Le convoi

de Frédéric Schoendoerffer, 2014, ***

Dès les pre­mières scènes, le ton est don­né : les voi­tures alle­mandes, c’est classe et ça double, les voi­tures fran­çaises, c’est moche et ça se fait dou­bler. Il y a bien une Chrysler 300C pour brouiller les pistes, mais Dieu mer­ci cette grosse ita­lo-amé­ri­caine dis­pa­raît rapi­de­ment pour lais­ser les S4, Cayenne et autres porte-éten­dard du groupe VAG tenir l’é­cran, vu que ce sont elles, les stars du film.
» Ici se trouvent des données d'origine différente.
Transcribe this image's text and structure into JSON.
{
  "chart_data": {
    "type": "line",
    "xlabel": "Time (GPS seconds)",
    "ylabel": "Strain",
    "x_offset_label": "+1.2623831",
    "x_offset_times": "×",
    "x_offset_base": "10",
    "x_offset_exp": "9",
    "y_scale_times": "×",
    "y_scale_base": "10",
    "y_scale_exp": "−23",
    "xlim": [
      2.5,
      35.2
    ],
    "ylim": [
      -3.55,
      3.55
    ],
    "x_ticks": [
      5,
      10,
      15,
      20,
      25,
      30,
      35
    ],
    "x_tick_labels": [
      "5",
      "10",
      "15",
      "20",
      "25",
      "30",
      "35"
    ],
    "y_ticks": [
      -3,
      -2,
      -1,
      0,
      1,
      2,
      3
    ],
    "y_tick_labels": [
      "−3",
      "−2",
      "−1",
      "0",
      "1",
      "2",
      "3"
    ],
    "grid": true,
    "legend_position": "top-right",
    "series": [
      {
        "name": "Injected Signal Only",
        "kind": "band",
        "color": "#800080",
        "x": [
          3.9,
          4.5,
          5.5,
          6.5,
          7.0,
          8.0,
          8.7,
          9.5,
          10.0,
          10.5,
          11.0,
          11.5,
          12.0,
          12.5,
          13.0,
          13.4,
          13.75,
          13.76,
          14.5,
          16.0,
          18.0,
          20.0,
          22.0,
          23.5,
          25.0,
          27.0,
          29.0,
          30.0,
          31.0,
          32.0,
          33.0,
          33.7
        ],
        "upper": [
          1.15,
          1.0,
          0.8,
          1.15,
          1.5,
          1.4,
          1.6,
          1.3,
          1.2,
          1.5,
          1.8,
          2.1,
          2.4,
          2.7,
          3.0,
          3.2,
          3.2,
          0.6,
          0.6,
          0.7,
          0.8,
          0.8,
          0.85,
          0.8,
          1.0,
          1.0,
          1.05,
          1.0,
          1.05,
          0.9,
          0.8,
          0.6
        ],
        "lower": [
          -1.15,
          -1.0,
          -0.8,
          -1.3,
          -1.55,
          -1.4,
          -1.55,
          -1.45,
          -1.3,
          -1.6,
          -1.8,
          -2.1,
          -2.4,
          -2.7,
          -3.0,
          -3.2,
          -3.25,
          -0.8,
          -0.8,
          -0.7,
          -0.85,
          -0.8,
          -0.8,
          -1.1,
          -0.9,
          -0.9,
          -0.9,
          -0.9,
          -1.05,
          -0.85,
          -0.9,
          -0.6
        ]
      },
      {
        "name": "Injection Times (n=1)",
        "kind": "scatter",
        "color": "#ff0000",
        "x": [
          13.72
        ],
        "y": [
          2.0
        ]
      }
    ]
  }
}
J’exagère ? Non mais atten­dez, c’est pas un hasard si même sur les très jolis plans buco­liques, Vincent Gallot, direc­teur de la pho­to­gra­phie, s’ar­range pour qu’on voie tou­jours bien le logo de la voi­ture ? Même quand le petit jeune a des états d’âme et semble s’é­loi­gner de la caisse dans laquelle il vient de perdre un ami, on voit abso­lu­ment tou­jours celle-ci !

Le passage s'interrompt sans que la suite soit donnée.